Hardware functions are synthesized into hardware in the PL by the Vivado HLS compiler. This compiler automatically translates C/C++ code into an FPGA hardware implementation, and as with all compilers, does so using compiler defaults. In addition to the compiler defaults, Vivado HLS provides a number of optimizations that are applied to the C/C++ code through the use of pragmas in the code. This chapter explains the optimizations that can be applied and a recommended methodology for applying them.

The are two flows for optimizing the hardware functions.

Top-down flow: In this flow, program decomposition into hardware functions proceeds top-down within the SDSoC environment, letting the system compiler create pipelines of functions that automatically operate in dataflow mode. The microarchitecture for each hardware function is optimized using Vivado HLS.
Bottom-up flow: In this flow, the hardware functions are optimized in isolation from the system using the Vivado HLS compiler provided in the Vivado Design suite. The hardware functions are analyzed, optimizations directives can be applied to create an implementation other than the default, and the resulting optimized hardware functions are then incorporated into the SDSoC environment.

The bottom-up flow is often used in organizations where the software and hardware are optimized by different teams and can be used by software programmers who wish to take advantage of existing hardware implementations from within their organization or from partners. Both flows are supported, and the same optimization methodology is used in either case. Both workflows result in the same high-performance system. Xilinx sees the choice as a workflow decision made by individual teams and organizations and provides no recommendation on which flow to use. Examples of both flows are provided inPutting It All Together.

The optimization methodology for hardware functions is shown in the figure below.

The figure above details all the steps in the methodology and the subsequent sections in this chapter explain the optimizations in detail.

Important:Designs will reach the optimum performance after step 3.

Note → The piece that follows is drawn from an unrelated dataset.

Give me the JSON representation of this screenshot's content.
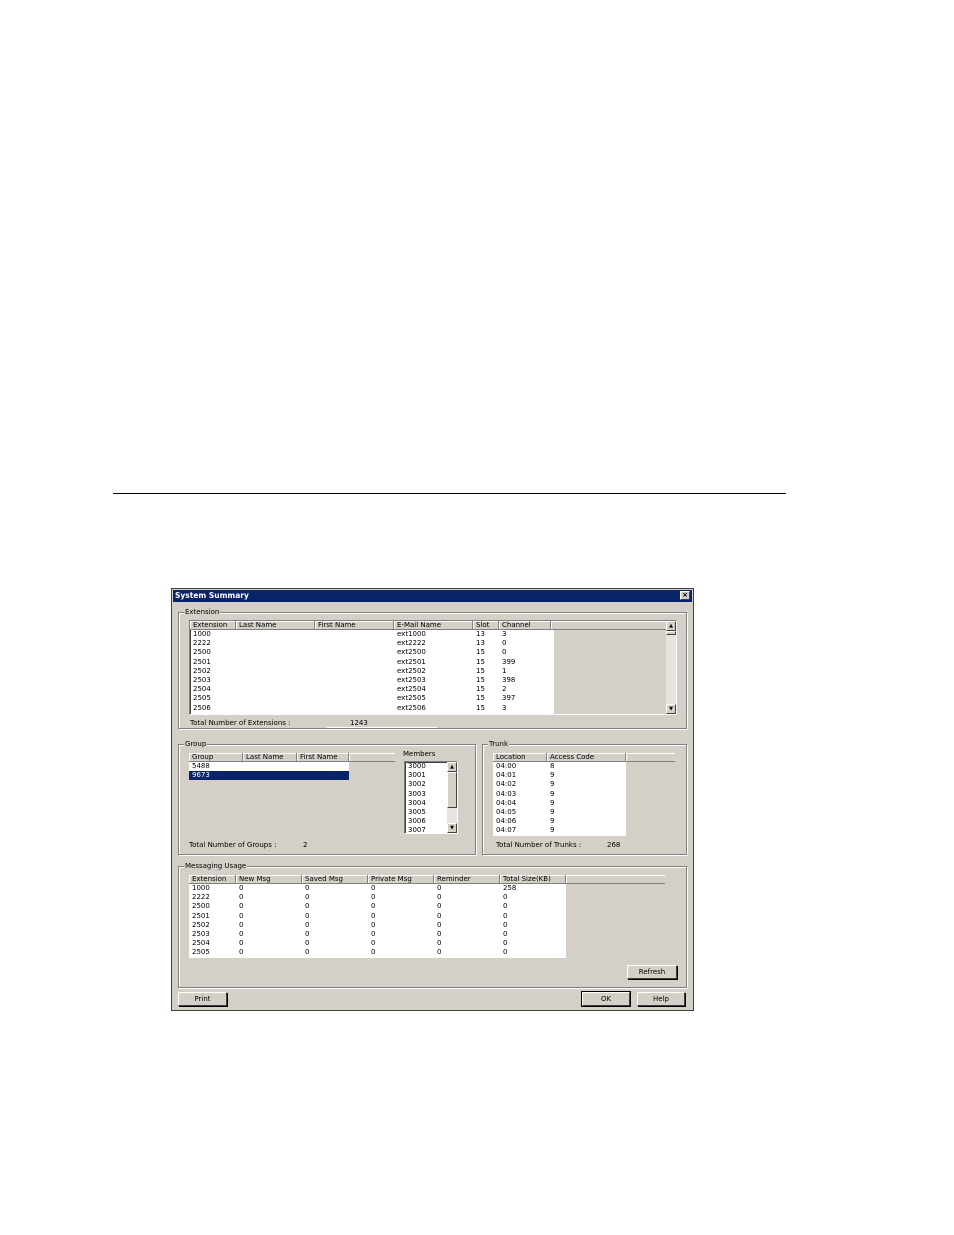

Step 4 is used to minimize, or specifically control, the latency through the design and is only required for applications where this is of concern. Step 5 explains how to reduce the resources required for hardware implementation and is typically only applied when larger hardware functions fail to implement in the available resources. The FPGA has a fixed number of resources, and there is typically no benefit in creating a smaller implementation if the performance goals have been met.